Original topic: tikv内存超过block-cache设置的值
【TiDB Usage Environment】Production Environment
【TiDB Version】5.4
【Encountered Problem】TiKV memory usage remains high, are there any other parameters?
【Reproduction Path】None
【Problem Phenomenon and Impact】
TiKV memory is not being released, causing insufficient cluster resources
【Attachments】
TiKV memory usage generally consists of storage.block-cache.capacity plus 2.5GB, which is the memory size occupied by the memtable.
From the monitoring, it seems that this parameter has already taken effect, but the memory usage keeps increasing.
This statement seems to have an issue. When I didn’t configure this parameter, it was said that the default is 45% of the memory, but in reality, it will consume the cluster resources until they are fully used.
Is there only one TiKV instance on the server? From the monitoring, what was the previous Block cache size value? If you are worried about the TiKV process excessively using memory, you can also use the memory_limit in resource_control to limit its total memory usage.
Previously, I modified storage.block-cache.capacity to 5G. Now, according to the monitoring, it is indeed 5G, but the resources used by the pod have already reached 7G. Multiple nodes, one node per TiKV.
I’m not very familiar with containers. I suggest explicitly setting the block-cache and then observing.
I have already set it up, but there is no effect after the setup. I’m asking what’s going on.
After setting the block-cache to 5GB, the total memory usage should reach around 7.5GB at its peak, and it might be slightly higher sometimes, as the coprocessor occasionally needs to cache data.

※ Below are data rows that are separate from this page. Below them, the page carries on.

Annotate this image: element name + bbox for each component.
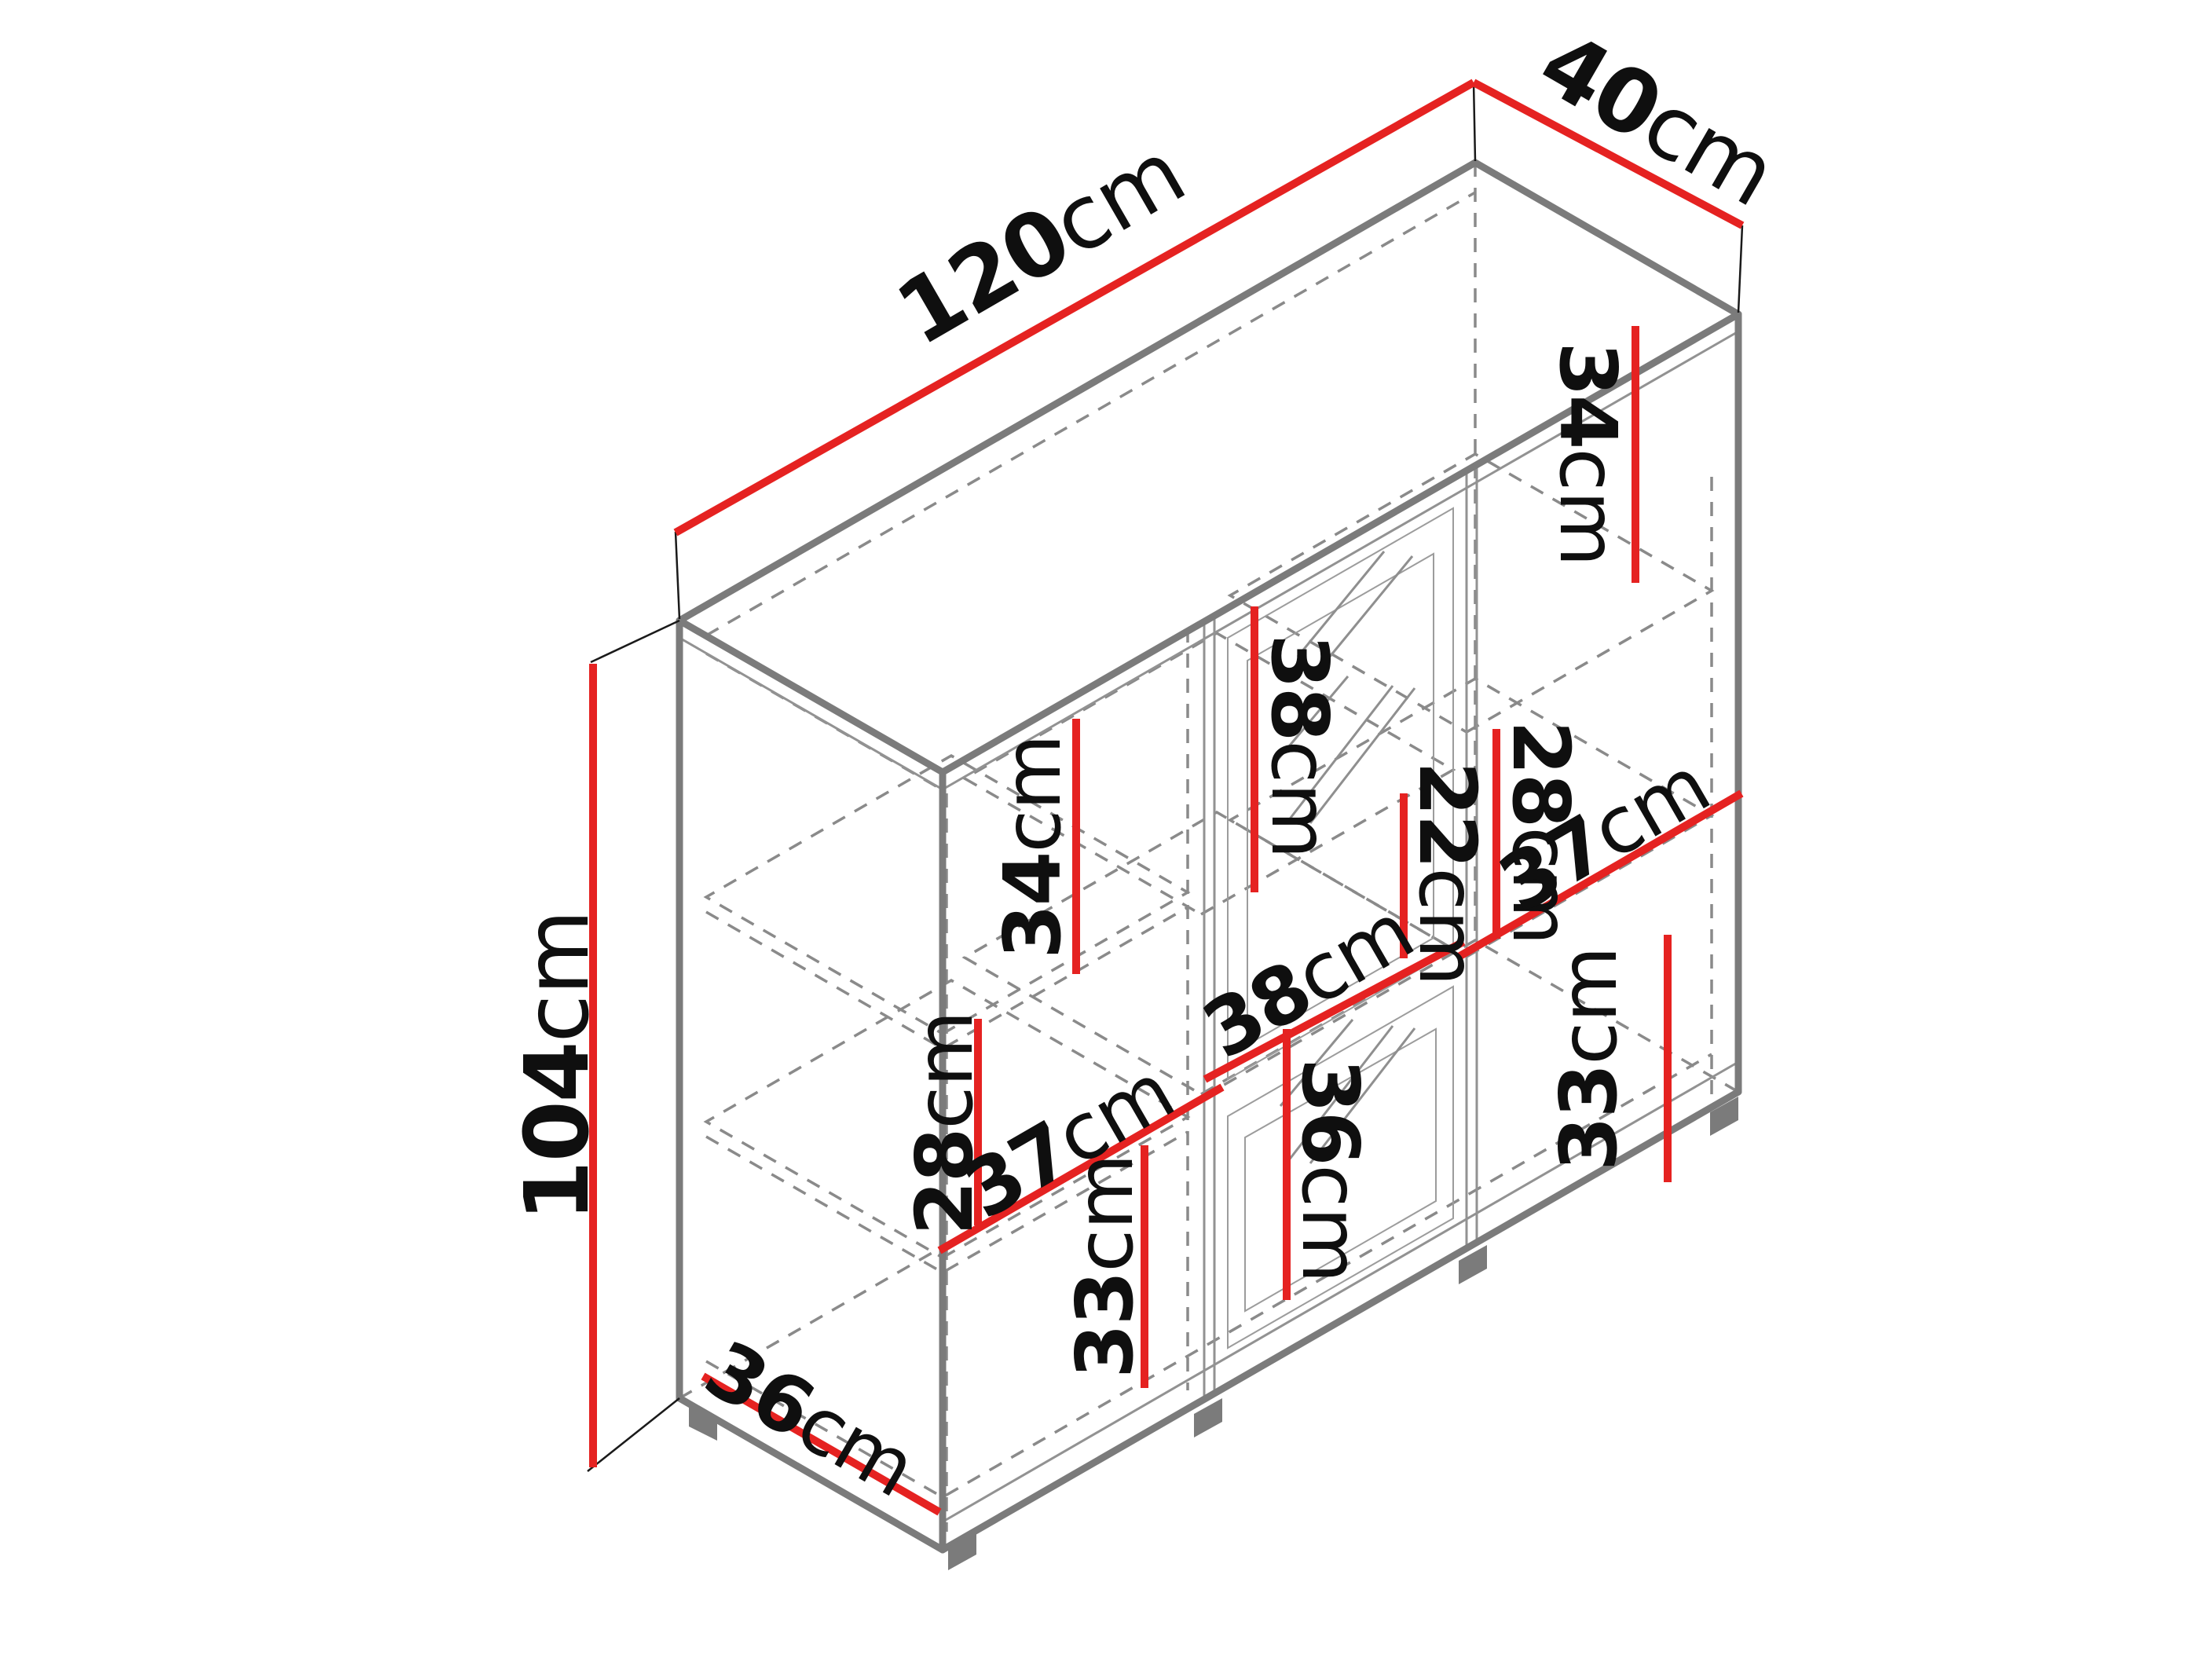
dimension-label-36-center: 36cm [1285, 1058, 1377, 1283]
dimension-label-38-center: 38cm [1254, 634, 1346, 859]
dimension-label-33-right: 33cm [1543, 947, 1635, 1171]
dimension-label-36-bottom: 36cm [690, 1323, 931, 1514]
dimension-label-34-right: 34cm [1543, 342, 1635, 566]
dimension-line-120 [676, 82, 1474, 533]
diagram-canvas: 120cm 40cm 104cm 34cm 38cm 34cm 28cm 22c… [0, 0, 2212, 1659]
dimension-label-33-left: 33cm [1059, 1154, 1151, 1379]
dimension-label-38-center-width: 38cm [1188, 884, 1428, 1076]
furniture-dimension-diagram: 120cm 40cm 104cm 34cm 38cm 34cm 28cm 22c… [0, 0, 2212, 1659]
dimension-label-104: 104cm [507, 910, 609, 1221]
dimension-label-34-left: 34cm [987, 734, 1079, 959]
dimension-label-40: 40cm [1523, 13, 1793, 227]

Are you saying that the value of memory_limit plus the value of block-cache is the total memory used by TiKV?
What you mentioned is not the same memory_limit. What you posted is the configuration of the raft engine. Please refer to a question I mentioned earlier:
The official documentation says that you only need to set the shared parameter “storage,” but now that it is set, it doesn’t work. The total memory exceeds the set value. I just want to know why it exceeds?
Currently, the memory usage of your TiKV nodes is high. I think you can check the related memory configuration parameters.
You can refer to: TiKV 内存参数性能调优 | PingCAP 文档中心
I followed the instructions in the link you provided, did not execute any SQL statements, only performed insert operations.
Building on this question, does this require reserving some memory as the system’s page cache? Is this autonomously set by TiDB based on the system’s situation, or is there a default configuration in the configuration file? If it’s in the configuration file, can it be modified?
This should mean that the total memory configuration of TiKV is less than the total system memory, and the remaining part is for the operating system to use.
If in the scenario of a K8S cluster, I limit the memory resources of the POD where TIKV is located, for example, to 10G, what will happen to the TIKV service when the memory usage of this POD reaches 10G? How will the subsequent data be handled?
I haven’t used k8s, so I’m not very familiar with it.
You can observe for a period of time. Is your current workload high?
Is it possible that the release process takes time, and it might be slower when the workload is high?